Visualization of the lumen inside the metal stents of the coronary artery by MS-CT is more demanding than the assessment of the native coronary artery with respect to the material used for stent manufacturing .
In this study, the results of ISR patients were compared with those of the control group. Increased plasma concentrations of MMP-3 and MMP-9 were found to be significantly associated with a significant increase in ISR risk. The MMP-9 cut-off value for ISR risk prediction was determined to be ≥64.8 ng/ml. At the same time, no correlation between the MMP-2 values and the ISR occurrence has been demonstrated.

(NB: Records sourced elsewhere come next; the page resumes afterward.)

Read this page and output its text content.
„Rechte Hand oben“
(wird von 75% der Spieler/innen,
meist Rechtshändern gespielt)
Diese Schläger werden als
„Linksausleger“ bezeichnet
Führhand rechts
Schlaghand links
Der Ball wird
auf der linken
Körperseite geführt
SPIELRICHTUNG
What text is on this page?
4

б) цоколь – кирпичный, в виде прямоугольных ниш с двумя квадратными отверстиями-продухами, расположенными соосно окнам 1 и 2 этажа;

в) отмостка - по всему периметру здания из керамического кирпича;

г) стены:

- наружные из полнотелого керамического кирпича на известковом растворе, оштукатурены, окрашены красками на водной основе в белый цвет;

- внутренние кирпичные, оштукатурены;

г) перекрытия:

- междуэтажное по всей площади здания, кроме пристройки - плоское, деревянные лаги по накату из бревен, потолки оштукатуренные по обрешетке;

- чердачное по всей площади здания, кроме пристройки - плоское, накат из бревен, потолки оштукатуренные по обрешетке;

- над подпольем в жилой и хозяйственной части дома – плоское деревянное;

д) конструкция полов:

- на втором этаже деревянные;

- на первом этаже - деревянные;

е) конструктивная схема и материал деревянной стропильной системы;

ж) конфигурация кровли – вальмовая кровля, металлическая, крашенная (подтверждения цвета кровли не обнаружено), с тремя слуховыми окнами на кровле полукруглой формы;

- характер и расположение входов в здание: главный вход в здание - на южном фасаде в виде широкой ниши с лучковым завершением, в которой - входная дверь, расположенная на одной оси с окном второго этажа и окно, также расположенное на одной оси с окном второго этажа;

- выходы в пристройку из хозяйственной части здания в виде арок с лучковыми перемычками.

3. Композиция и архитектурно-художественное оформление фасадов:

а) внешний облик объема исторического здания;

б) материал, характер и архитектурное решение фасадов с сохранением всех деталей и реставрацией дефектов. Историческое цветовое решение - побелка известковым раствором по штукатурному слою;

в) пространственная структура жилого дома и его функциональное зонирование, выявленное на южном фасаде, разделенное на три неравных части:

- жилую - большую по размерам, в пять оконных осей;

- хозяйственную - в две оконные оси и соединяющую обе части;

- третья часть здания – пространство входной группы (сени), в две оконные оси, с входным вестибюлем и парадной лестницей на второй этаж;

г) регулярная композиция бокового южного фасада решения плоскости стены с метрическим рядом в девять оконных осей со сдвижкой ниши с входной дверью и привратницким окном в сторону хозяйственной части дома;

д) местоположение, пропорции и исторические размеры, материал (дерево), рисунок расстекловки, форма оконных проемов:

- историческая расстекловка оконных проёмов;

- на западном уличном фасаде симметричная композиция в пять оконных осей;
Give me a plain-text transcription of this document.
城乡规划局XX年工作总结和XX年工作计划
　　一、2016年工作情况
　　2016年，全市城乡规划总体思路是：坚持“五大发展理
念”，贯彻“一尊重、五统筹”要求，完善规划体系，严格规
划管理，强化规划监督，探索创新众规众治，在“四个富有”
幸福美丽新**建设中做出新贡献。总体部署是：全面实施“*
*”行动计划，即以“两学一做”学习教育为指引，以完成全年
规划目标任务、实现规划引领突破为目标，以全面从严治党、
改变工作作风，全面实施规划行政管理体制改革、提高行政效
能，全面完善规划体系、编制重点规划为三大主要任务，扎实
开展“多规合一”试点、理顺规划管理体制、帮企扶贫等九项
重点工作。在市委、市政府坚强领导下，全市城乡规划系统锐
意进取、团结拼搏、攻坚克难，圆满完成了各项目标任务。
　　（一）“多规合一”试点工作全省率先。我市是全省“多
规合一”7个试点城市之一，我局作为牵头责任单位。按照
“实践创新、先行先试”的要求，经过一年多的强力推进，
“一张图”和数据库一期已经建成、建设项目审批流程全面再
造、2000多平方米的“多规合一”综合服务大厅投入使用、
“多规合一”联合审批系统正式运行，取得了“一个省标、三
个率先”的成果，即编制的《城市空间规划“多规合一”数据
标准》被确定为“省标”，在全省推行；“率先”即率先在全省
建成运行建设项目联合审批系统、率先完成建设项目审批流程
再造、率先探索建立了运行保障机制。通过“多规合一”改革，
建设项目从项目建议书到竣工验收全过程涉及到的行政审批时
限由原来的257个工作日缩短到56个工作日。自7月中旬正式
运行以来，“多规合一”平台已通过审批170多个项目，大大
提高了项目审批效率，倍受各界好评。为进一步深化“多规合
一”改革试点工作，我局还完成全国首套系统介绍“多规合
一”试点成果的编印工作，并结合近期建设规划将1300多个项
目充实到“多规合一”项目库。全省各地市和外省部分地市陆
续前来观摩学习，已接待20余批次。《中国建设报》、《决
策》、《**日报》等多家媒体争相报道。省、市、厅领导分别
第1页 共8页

Age- and gender-specific reference intervals for heparin-plasma MMP-2, MMP-3 and MMP-9 were established based on a cohort of healthy subjects. Transference studies suggest that these intervals established by enzyme-linked immunosorbent assay are not comparable to published data mainly because of different type of used anticoagulant agent. In addition to this, each laboratory should have these reference intervals checked for its own population according to the Clinical and Laboratory Standards Institute (CLSI) guidelines.
At the same time, a statistically significant correlation has been demonstrated between increased MMP-3 and MMP-9 concentrations and an increased risk of ISR. For predicting the risk of ISR, the concentration of ≥ 64.8 ng/ml MMP-9 was determined. No correlation was demonstrated between MMP-2 concentration and ISR occurrence.
We suppose that screening of these biochemical parameters might be helpful to a more detailed risk stratification of patients after percutaneous coronary interventions, who would be able to benefit from implantation of drug-eluting stents.
This study was supported by Ministry of Health, Czech Republic—conceptual development of research organization—FNOs/2013 and by the project of European Social Fund and the State Budget of the Czech Republic, registration number CZ.1.07/2.3.00/20.0040.
Conflict of interest
The authors state that there are no conflicts of interest regarding the publication of this chapter.